The midway – Carthage Fair, 1932

When I was growing up in the 1930s-40s, the fairground was a fun place to go with the family in the summer and fairground food was cotton candy, fried fish sandwiches, taffy apples and ice cream candy.  When my father was growing up in the 1920s, a fairground was his home for much of the year.  My grandfather was a blacksmith and horseshoeing was his trade…

My grandfather and my father, ca 1914

He took his business on the road during the county fair season and his large family came along.

Grandma Lillian, Annie, Frank, a neighbor, my father – Johnny

My grandmother (the original Lillian) did the laundry in a washtub outside the barn…

…and cooked the family meals on whatever kind of stove she could rig up.   My father brought along the memories of fairground meals when he married my mother in 1932.

I still make these two dishes today at age 77.

FAIRGROUND PANCAKES

  • 1 cup all-purpose flour
  • 1 tsp. sugar
  • 1-1/2 tsp. baking powder
  • 1/4 tsp. salt
  • 2 Tblsp. vegetable oil
  • 1 cup milk

In a small bowl, stir together the flour, sugar, baking powder and salt.  Add the oil and milk, mixing well.  Cook on a hot griddle until bubbles form on the surface.  Flip and continue cooking on the reverse side.  Serve hot with butter and syrup.

This makes six 4″ pancakes or as my father would have made them, two large griddle-sized flapjacks.

My father would have used bacon drippings or lard instead of oil and the milk would have been diluted evaporated milk.  He made syrup by mixing the right ratio of dark brown sugar and water (which I’ve never perfected) and boiling until of  syrup consistency.  And the meal would not have been complete for my father unless there were two sunny-side-up eggs on top of the pancakes, everything liberally sprinkled with black pepper.

My oldest daughter and I always have a pancake and egg breakfast, called our Fairground Breakfast, before we start out on a long trip.  It’s sure to hold us until lunchtime.

Another of my father’s fairground favorites was his chili.

FAIRGROUND CHILI

  • 1 lb. ground beef
  • 1 large onion, diced
  • 1 large can of kidney beans
  • 1 medium can of tomato puree
  • Water to fill one kidney bean can and one puree can
  • 1/2 to 1 tsp. salt
  • Grating of black pepper

In a large pot, brown the ground beef and onion until no pink shows in the meat and the onion is tender.  Add the kidney beans, puree and water from the two cans.  Simmer on the stove for at least one hour.  Season with salt and pepper to taste.   Serve hot – 4 servings.

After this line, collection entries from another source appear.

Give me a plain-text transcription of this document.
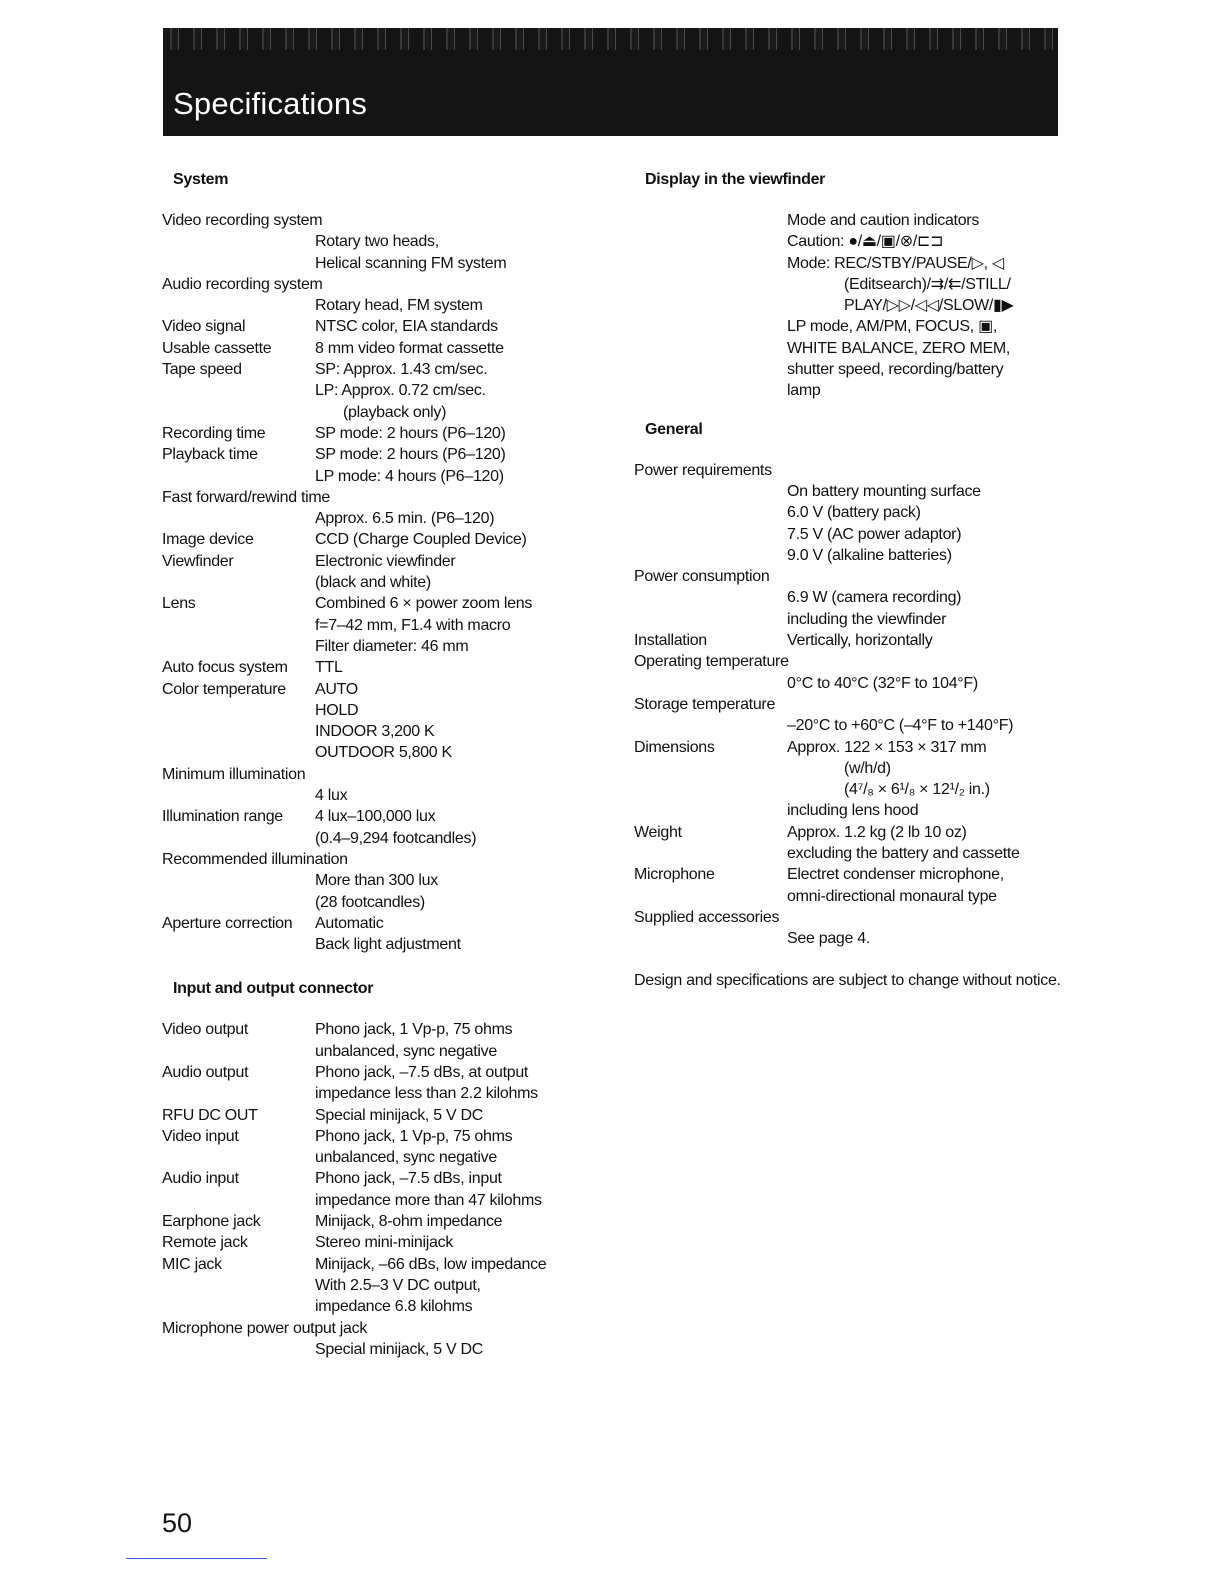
Specifications
System
Video recording system
Rotary two heads,
Helical scanning FM system
Audio recording system
Rotary head, FM system
Video signal	NTSC color, EIA standards
Usable cassette	8 mm video format cassette
Tape speed	SP: Approx. 1.43 cm/sec.
LP: Approx. 0.72 cm/sec.
(playback only)
Recording time	SP mode: 2 hours (P6–120)
Playback time	SP mode: 2 hours (P6–120)
LP mode: 4 hours (P6–120)
Fast forward/rewind time
Approx. 6.5 min. (P6–120)
Image device	CCD (Charge Coupled Device)
Viewfinder	Electronic viewfinder
(black and white)
Lens	Combined 6 × power zoom lens
f=7–42 mm, F1.4 with macro
Filter diameter: 46 mm
Auto focus system	TTL
Color temperature	AUTO
HOLD
INDOOR 3,200 K
OUTDOOR 5,800 K
Minimum illumination
4 lux
Illumination range	4 lux–100,000 lux
(0.4–9,294 footcandles)
Recommended illumination
More than 300 lux
(28 footcandles)
Aperture correction	Automatic
Back light adjustment
Input and output connector
Video output	Phono jack, 1 Vp-p, 75 ohms
unbalanced, sync negative
Audio output	Phono jack, –7.5 dBs, at output
impedance less than 2.2 kilohms
RFU DC OUT	Special minijack, 5 V DC
Video input	Phono jack, 1 Vp-p, 75 ohms
unbalanced, sync negative
Audio input	Phono jack, –7.5 dBs, input
impedance more than 47 kilohms
Earphone jack	Minijack, 8-ohm impedance
Remote jack	Stereo mini-minijack
MIC jack	Minijack, –66 dBs, low impedance
With 2.5–3 V DC output,
impedance 6.8 kilohms
Microphone power output jack
Special minijack, 5 V DC
Display in the viewfinder
Mode and caution indicators
Caution: ●/⏏/▣/⊗/⊏⊐
Mode: REC/STBY/PAUSE/▷, ◁
(Editsearch)/⇉/⇇/STILL/
PLAY/▷▷/◁◁/SLOW/▮▶
LP mode, AM/PM, FOCUS, ▣,
WHITE BALANCE, ZERO MEM,
shutter speed, recording/battery
lamp
General
Power requirements
On battery mounting surface
6.0 V (battery pack)
7.5 V (AC power adaptor)
9.0 V (alkaline batteries)
Power consumption
6.9 W (camera recording)
including the viewfinder
Installation	Vertically, horizontally
Operating temperature
0°C to 40°C (32°F to 104°F)
Storage temperature
–20°C to +60°C (–4°F to +140°F)
Dimensions	Approx. 122 × 153 × 317 mm
(w/h/d)
(4⁷/₈ × 6¹/₈ × 12¹/₂ in.)
including lens hood
Weight	Approx. 1.2 kg (2 lb 10 oz)
excluding the battery and cassette
Microphone	Electret condenser microphone,
omni-directional monaural type
Supplied accessories
See page 4.
Design and specifications are subject to change without notice.
50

My father liked his chili with lots of chili powder and saltine crackers.  He usually broke the crackers up in the chili.  One of the favorite aromas of my childhood was of beef and onions frying in preparation for chili.

I continued to take my children (and now my grandchildren) to county fairs.  Back in the 1960s, I took my three young children to the Owensville (Clermont County, Ohio) fair and stopped in a trailer parked on the fairgrounds to visit my father’s cousin and his very large family.  Bill was also a blacksmith and hauled his family around the fair circuit to make a living.  Inside the small trailer, 5 or 6 little kids were seated at a table and Bill’s wife, Mary, was at the stove frying mush in a big cast iron skillet.  She would slice the mush, throw it into the hot grease, flip it and then put it on one of the kids’ plates.  For the 15 or 20 minutes we were there, she never stopped flipping and serving slices of hot mush – there was always an empty plate and a hungry child yelling for more.  She invited us to have some, but we said no thanks and left her there to feed her kids.

So, when you hear the term, “Fairground Food”, it’s not always an expensive treat out on the midway – it could very well be somebody’s favorite meal.